Pro-gay marriage or anti-gay marriage, one thing is certain: The fight is not close to being over.
More than 150 buses are expected to bring people for Thursday’s March for Marriage in Washington, D.C.
Former Arkansas Gov. Mike Huckabee and former Sen. Rick Santorum are among those expected to address the crowd about the need for America to keep marriage as the divinely inspired union of one man and one woman.
Archbishop Salvatore Cordileone, head of the Archdiocese of San Francisco, is also expected to speak despite calls from House Minority Leader Nancy Pelosi and other San Francisco politicians that he skip the event, which they called a hate rally.
The march follows weeks of coast-to-coast gay pride events featuring rainbow-festooned marchers, bikers, drag queens and floats. In the District alone, some 100,000 people gathered for the June 7 Capital Pride Parade, and even more came out for the next day’s Capital Pride Street Festival.
Both sides are trying to keep their allies energized — and yet manage expectations.
In the gay rights camp, for example, there is much euphoria over the nonstop legal victories in the past year.
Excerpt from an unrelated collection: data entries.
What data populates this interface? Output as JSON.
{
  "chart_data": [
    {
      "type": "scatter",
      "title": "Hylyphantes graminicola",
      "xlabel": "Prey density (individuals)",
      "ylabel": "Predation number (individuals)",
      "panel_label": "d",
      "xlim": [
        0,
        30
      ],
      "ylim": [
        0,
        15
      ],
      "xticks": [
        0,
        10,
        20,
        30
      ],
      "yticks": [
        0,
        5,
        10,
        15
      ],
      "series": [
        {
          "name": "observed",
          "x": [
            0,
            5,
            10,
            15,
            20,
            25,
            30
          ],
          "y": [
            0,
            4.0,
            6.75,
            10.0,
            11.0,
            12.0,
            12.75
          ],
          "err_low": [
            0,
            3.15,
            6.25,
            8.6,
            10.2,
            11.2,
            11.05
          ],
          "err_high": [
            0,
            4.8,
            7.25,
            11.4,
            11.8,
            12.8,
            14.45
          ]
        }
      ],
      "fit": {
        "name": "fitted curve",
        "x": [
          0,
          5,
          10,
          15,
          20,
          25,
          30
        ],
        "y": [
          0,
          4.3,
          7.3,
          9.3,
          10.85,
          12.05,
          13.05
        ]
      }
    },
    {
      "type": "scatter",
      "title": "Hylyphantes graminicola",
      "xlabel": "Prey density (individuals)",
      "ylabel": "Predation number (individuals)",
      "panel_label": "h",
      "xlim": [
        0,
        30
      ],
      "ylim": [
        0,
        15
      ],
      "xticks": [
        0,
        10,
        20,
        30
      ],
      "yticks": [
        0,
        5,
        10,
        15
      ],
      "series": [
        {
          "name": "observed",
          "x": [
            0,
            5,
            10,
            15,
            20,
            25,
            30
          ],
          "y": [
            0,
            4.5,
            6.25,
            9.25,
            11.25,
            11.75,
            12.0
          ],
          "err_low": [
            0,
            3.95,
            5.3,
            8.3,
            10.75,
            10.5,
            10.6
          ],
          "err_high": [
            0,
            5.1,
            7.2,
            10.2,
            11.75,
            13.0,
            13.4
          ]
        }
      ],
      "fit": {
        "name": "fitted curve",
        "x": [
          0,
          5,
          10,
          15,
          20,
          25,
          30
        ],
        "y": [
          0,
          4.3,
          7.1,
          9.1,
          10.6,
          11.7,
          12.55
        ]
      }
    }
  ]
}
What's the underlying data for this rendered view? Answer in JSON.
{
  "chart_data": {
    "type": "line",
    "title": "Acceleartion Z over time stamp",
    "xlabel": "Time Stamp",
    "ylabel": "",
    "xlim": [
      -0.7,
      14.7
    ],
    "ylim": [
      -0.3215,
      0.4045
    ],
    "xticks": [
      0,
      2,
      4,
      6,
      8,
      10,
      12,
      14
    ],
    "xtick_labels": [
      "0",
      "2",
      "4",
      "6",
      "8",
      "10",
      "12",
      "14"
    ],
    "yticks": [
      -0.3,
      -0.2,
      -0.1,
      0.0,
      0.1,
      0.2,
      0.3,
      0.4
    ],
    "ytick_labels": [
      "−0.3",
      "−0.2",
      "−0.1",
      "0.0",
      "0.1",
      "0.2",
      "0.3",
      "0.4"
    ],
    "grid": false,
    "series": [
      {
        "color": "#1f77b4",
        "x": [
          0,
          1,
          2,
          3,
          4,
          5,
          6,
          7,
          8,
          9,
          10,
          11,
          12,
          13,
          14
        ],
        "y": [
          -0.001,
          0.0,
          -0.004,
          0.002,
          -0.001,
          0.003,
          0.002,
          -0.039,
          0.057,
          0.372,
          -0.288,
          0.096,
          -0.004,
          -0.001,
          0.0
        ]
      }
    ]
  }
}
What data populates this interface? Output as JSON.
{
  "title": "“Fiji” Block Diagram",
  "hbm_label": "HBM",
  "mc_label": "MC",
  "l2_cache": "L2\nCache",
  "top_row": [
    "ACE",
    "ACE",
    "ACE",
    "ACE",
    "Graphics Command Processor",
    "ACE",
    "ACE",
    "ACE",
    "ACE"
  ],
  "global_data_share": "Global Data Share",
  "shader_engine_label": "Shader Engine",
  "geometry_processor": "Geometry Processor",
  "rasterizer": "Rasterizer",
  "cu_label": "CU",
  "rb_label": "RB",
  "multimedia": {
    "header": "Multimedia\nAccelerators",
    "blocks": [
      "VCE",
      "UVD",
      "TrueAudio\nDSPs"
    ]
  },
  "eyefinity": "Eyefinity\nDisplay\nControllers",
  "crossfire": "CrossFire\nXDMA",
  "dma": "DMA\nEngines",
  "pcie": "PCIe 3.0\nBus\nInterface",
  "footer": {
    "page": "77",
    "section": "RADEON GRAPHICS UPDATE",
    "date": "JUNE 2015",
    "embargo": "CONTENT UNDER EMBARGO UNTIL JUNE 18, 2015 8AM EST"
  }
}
Nineteen states now perform gay marriage, and U.S. District Judge Barbara Crabb in Wisconsin this month became the latest judge to overturn state marriage law.
These legal wins, plus polls showing high levels of public support for gay marriage, mean Americans are “moving inexorably in the direction of supporting equality for same-sex couples,” said the Human Rights Campaign.
Winning a critical mass of states for gay marriage will help the Supreme Court justices to “really feel the momentum” when a case comes before them, said Evan Wolfson, founder of Freedom to Marry, which has a “road map to victory” for gay marriage.
Some gay-friendly voices, however, are cautioning people to not count court victories until they are signed.
“Positive change is not inevitable,” Attorney General Eric H. Holder Jr. told a packed auditorium of lawyers and allies at a Lambda Legal event on June 10. Be optimistic and celebrate each victory, he said, but don’t forget “we must stand together, work together and sacrifice together” to win more battles.
Lawyers are waiting “somewhat nervously” to see how the Supreme Court views “the religious rights of corporations,” Kevin Cathcart, executive director of Lambda Legal said at the same event.
The Supreme Court’s upcoming ruling in the lawsuits filed by Hobby Lobby Stores and Conestoga Wood Specialties Corp. against the Affordable Care Act’s “contraception mandate” is expected to have implications for people and businesses who object to gay marriages for religious reasons.
Regardless, Mr. Cathcart said, “no civil rights movement is ever over,” and there are enough issues to “keep us busy for many, many years to come.”
Similar caution is being sounded on the traditional marriage side too.
Courts have gone “very far left” on religious rights, Sen. Orrin G. Hatch, Utah Republican, said in a candid interview May 28 on KSL News Radio’s “The Doug Wright Show.”
“There is a question whether [courts] should be able to tell the states what they can or cannot do with something as important as marriage,” Mr. Hatch said. “But the trend right now in the courts is to permit gay marriage. And anybody who doesn’t admit that just isn’t living in the real world.”
Comments like these are unlikely to be heard at Thursday’s March for Marriage, where the National Organization for Marriage (NOM), Family Research Council, Alliance Defending Freedom, Liberty Counsel, New York Hispanic Clergy Organization, Concerned Women for America, Coalition of African American Pastors and other groups are standing firm for man-woman marriage.
The march is intended to “make a powerful statement” to judges, politicians and political elites that the American people believe children deserve both a mother and a father, said NOM President Brian S. Brown.
People who have a “live and let live” attitude about gay marriage are now seeing the intolerance of the other side, he said, citing uproars over the suspension of “Duck Dynasty” star Phil Robertson, resignation of Mozilla executive Brendan Eich and court cases filed against bakers, photographers and florists to force them to serve the weddings of gay couples.
As people see these “real consequences” of changing marriage, they are rethinking their views, said Mr. Brown. “The pendulum [of public support] can swing back the other way.”
Others are calling for religious freedom to be upheld.
The “clash of worldviews” is precisely what the religion clauses of the First Amendment were intended to protect against, Mat Staver, dean of Liberty University School of Law and founder and chairman of Liberty Counsel, told a June 10 hearing before the House Judiciary subcommittee on the Constitution and civil justice.
“Unfortunately, in today’s culture, the fundamental right to live according to the dictates of one’s conscience and sincerely held religious beliefs is slowly being eroded,” he said.
Arguments like these — plus the rights of states to design their own domestic marriage policies — are echoed in Idaho, Michigan, Utah and Texas, where officials are defending their state’s marriage laws.
The gay marriage issue is expected to reach the Supreme Court as early as 2015. A circuit split is all but assured since the 8th U.S. Circuit Court of Appeals has upheld Nebraska’s marriage law as constitutional, and an opposing ruling is likely from at least one of the six circuit courts now hearing a gay marriage case.